There is a model of the old person I don’t want to become.
He lurks somewhere in a damp pool of intolerance in a members-only golf club, and every part of his tidy life is minutely planned. You know him, I know him, and we all avoid him, even though we know deep down that a tiny bit of him lives in all of us.
In a sub-conscious attempt to avoid this, I have recently drifted into a progressively more liberal view on life, and a rather unserious one about my own role in it. I like that, particularly as many of the world’s biggest problems are caused by middle-aged men taking themselves too seriously. They have an ugly habit of being called Vladimir, Nigel or Jeremy and screwing the rest of us over. And Paul, for some reason.

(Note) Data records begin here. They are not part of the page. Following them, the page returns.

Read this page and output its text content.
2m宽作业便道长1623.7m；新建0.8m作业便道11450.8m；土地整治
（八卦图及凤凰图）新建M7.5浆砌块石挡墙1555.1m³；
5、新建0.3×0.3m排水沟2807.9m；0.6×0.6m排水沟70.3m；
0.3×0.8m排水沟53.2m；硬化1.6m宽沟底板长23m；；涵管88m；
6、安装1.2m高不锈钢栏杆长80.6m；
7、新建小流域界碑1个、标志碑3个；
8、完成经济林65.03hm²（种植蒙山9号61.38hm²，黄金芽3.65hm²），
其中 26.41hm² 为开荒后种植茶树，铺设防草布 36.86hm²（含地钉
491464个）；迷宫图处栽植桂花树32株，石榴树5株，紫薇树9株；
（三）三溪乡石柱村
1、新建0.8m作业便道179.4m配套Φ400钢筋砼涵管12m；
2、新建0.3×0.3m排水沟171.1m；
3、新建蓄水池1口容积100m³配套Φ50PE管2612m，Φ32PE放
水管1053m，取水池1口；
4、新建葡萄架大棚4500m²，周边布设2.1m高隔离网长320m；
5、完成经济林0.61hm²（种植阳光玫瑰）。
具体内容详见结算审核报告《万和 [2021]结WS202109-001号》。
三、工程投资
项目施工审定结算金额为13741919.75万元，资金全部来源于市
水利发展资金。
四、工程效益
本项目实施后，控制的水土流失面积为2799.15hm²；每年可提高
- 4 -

But on the other hand, a slightly pathetic undertone of anxiety has crept in which, were it one of my friends, I would mock them for unceasingly. Just at the point in my life when I have found a measure of real freedom, I have become paradoxically worried that it will come back and bite me in the backside if I bravely exploit it.
This has come to a head in my preparations for my research trip to Patagonia next week to find and observe Manx shearwaters in their winter grounds. The trip started life as no more than a £369 return air ticket to Buenos Aires with ten days in between the two. From that blank canvas, I thought, I would make my way down the Atlantic littoral and find deep sea fishermen, almost certainly called Pedro, and would persuade them to let me join the crew for a day or two. I would carry minimal kit, eat razor clams and grow a monumentally masculine beard. People would quietly mutter ‘Hemingway’ about me, and it would all be alright.
My footprint on the fragile earth, the odd long haul flight excepted, would be so slight as to have Greta purring in admiration, rather than giving me one of her ‘you’ve ruined my life’ speeches.
It hasn’t quite worked out that way.
For a start, I found that the blank canvas of ten days to fill in a continent that I had never been to rather terrifying. The idea of not having any architecture to my days worried rather than liberated me, so I started organizing things. Lots of things. Things every day, just in case.
Then I found the idea of not knowing where I was going to stay each night, and leaving it all to chance, a bit daunting. The thought of not having a bed, a bedside light or, damn it, a bathroom with a loo in it appalled me, so I started booking things. Like, for just about every night. I mean, what if, and all that? And it meant that I could leave the tent behind, which absence of weight would save fuel on the flight out.
Then I got the yips about using buses and hitching lifts; someone told me the buses were dangerous, and you never knew who was going to pick you up when you hitched. So I booked a couple of flights, and hired a 4x 4 car. Then I booked a couple more flights as well. Just in case. After all, they are scheduled flights, I thought, and me not being on them isn’t going to stop them flying.
‘It’s fine,’ I said to Caroline. ‘I’m only booked on to four flights, if you don’t count the long-haul ones’.
‘And why wouldn’t you count those?’ she asked sweetly.
Then the idea of living out of a small back pack with just the one change of clothes, one of the great delights of the anticipation of the trip, started to bother me. What if? So the pile of tee shirts and shorts and books and jerseys grew until I needed a bigger and bigger backpack until it became a suitcase, and then quite a big one.
But for now, what was a bohemian ramble down the Patagonian coast has become something altogether more structured, only as cheaply as I can possibly do it. Right now, I’ve started panicking that I don’t have enough to read.
Pedro, it turns out, has dodged a bullet. Greta will be after me.